Er schwitzte sich den letzten Tropfen Flüssigkeit aus dem knorrigen Körper. Wer ihn sah, glaubte nicht, dass dieser hässliche und vom Leben verunstaltete und niedergeschmetterte Mann eine bildschöne Tochter hatte. Michele Montalba schuftete verbissen. Erst sprühte er, dann hackte und bewässerte er seine Reben und rupfte Unkraut. Francesca hatte er von der härtesten Arbeit freigestellt. Ausgeruht und schön sollte sie sein, wenn sie Ricardo entgegentrat. Pietro trieb sich wieder mal irgendwo herum.

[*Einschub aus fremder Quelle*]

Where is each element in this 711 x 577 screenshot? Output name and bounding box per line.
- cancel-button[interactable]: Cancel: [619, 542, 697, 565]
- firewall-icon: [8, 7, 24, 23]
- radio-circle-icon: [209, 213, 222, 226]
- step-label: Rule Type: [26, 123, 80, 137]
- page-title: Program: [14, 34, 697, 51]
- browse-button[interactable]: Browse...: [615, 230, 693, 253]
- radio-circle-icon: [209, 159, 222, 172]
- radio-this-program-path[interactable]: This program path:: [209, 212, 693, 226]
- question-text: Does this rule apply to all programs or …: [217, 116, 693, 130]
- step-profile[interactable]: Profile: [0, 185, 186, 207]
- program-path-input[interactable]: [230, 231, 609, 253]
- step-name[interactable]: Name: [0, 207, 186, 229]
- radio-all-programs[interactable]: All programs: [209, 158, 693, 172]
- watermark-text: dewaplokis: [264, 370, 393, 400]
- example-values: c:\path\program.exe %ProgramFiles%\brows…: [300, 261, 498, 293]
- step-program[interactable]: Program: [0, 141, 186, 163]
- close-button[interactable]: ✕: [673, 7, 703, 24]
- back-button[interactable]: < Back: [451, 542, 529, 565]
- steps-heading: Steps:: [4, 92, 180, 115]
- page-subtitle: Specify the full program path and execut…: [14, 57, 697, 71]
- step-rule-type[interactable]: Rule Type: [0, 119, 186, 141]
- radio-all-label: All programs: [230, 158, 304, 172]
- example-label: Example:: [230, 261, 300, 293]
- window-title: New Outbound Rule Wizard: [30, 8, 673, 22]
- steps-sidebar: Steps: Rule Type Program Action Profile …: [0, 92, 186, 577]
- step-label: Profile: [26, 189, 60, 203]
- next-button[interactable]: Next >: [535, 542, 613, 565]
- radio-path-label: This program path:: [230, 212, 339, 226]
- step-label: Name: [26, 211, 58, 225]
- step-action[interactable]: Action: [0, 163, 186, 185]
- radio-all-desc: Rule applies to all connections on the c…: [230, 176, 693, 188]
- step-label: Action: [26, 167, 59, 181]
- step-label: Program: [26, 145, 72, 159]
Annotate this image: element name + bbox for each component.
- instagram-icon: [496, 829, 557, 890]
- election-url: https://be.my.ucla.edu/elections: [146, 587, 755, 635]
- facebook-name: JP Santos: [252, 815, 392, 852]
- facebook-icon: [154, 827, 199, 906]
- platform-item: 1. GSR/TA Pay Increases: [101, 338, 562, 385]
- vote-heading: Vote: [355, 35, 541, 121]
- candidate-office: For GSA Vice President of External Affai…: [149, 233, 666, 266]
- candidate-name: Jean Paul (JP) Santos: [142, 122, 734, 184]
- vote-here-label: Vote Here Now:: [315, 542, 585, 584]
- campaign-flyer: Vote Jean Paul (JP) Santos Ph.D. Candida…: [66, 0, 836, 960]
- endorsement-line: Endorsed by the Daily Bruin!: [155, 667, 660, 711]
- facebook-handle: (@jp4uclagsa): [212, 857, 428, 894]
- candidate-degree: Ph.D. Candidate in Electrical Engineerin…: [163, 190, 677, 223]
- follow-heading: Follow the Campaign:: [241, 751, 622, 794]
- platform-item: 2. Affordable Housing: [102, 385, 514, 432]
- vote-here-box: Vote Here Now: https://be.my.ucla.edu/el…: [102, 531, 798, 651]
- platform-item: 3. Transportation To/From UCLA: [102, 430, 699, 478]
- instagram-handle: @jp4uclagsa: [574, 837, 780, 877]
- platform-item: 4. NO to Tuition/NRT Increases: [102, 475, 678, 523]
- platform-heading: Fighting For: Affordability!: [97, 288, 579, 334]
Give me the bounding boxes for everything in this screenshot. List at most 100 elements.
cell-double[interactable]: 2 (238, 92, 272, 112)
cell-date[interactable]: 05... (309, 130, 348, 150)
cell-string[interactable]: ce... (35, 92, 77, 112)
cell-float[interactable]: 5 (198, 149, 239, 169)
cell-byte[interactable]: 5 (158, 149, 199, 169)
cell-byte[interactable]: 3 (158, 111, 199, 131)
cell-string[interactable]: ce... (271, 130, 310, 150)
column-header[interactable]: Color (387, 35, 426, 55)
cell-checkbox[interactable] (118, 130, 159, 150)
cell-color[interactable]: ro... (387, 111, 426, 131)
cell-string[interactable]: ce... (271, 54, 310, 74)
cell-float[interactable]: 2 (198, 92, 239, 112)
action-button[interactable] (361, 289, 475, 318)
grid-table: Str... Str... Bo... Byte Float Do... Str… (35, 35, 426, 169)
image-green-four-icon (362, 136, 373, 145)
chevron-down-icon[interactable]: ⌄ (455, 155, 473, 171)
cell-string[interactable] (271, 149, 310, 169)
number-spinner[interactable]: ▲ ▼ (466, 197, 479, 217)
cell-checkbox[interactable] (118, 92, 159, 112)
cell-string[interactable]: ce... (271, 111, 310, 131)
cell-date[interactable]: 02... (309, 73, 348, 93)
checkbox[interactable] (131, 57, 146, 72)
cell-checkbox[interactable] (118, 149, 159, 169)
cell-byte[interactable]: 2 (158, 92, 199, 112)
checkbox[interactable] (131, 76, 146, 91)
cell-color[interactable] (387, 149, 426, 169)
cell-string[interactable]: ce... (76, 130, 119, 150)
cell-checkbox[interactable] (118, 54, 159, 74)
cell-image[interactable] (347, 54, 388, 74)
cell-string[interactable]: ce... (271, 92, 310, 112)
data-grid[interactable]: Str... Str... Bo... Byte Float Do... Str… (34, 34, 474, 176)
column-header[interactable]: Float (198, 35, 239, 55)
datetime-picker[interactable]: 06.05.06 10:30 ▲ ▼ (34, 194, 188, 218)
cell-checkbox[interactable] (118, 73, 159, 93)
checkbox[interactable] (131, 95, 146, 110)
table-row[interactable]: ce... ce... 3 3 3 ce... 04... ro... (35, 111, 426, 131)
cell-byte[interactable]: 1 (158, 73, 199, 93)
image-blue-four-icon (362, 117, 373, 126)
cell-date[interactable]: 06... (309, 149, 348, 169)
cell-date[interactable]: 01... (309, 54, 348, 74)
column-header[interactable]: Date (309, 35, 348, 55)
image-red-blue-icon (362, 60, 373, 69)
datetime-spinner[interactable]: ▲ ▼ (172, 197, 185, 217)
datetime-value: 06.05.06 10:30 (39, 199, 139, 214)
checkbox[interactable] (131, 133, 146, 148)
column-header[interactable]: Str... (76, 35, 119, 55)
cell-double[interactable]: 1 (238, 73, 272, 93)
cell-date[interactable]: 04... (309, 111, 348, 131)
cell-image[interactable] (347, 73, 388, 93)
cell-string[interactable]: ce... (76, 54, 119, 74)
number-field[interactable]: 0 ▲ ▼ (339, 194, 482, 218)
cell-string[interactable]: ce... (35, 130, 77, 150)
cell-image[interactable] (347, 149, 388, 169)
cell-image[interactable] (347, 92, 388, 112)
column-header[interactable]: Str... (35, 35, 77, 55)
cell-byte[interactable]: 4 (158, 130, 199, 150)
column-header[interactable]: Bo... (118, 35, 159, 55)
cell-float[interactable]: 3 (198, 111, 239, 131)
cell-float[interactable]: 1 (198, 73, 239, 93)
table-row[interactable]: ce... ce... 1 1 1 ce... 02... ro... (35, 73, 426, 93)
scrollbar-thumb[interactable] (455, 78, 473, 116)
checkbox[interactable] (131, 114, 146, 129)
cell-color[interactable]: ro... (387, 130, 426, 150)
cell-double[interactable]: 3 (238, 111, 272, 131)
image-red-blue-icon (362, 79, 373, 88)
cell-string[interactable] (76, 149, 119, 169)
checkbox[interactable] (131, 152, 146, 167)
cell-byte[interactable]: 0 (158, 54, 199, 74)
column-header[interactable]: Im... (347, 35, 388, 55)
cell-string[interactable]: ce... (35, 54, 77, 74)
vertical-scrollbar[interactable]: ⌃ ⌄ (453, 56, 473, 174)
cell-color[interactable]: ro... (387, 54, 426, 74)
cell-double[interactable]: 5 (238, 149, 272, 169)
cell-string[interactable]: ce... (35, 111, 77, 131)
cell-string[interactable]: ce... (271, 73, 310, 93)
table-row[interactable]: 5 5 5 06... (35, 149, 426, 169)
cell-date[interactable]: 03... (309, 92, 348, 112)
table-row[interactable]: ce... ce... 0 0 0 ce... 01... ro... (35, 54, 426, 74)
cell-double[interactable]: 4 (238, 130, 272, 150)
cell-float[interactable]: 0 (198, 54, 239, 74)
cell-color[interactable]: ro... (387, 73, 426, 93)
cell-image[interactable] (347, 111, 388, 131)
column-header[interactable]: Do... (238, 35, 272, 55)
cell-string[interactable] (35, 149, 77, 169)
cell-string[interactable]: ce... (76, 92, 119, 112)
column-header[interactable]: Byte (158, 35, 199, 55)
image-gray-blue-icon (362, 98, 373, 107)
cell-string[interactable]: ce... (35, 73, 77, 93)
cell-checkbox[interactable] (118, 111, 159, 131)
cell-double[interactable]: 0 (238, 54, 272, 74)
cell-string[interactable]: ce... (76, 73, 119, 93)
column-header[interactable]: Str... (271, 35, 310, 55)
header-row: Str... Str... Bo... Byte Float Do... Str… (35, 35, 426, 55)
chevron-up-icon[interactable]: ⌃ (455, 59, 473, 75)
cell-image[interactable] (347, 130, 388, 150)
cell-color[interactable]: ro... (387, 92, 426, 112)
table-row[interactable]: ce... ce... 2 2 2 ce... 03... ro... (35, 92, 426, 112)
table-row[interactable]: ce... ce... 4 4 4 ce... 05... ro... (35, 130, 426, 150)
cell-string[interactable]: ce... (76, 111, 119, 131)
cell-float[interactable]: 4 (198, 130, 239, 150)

Sein Vater verdrosch ihn des Öfteren mit dem Lederriemen. Doch Pietro ließ sich lieber verhauen, als die Plackerei in dem Weinberg und auf dem glutheißen, steinigen Feld ständig mitzumachen. Die Hiebe und die Schmerzen waren nach ein paar Minuten vorbei, und mit Striemen konnte man leben. So war es bei den Montalbas. Dabei war Michele immer ehrlich und anständig gewesen. Mancher Lump hatte es weiter gebracht als er und lebte in Freuden und herrlich. Jetzt, endlich, bot sich der Familie einmal eine Chance, wie von den Göttern gesendet.
Michele Montalba hatte mit seiner Tochter gesprochen. Er hoffte nur, dass nichts mehr dazwischenkam und die Heirat vereitelte. Francesca konnte sehr starrsinnig sein, und wer wusste schon, dachte Michele, was in einem Frauenherzen vorging? Francesca war stolz. Ricardo di Lampedusa konnte es immer noch bei ihr verderben. Ob er ein Werwolf ist, dachte Michele?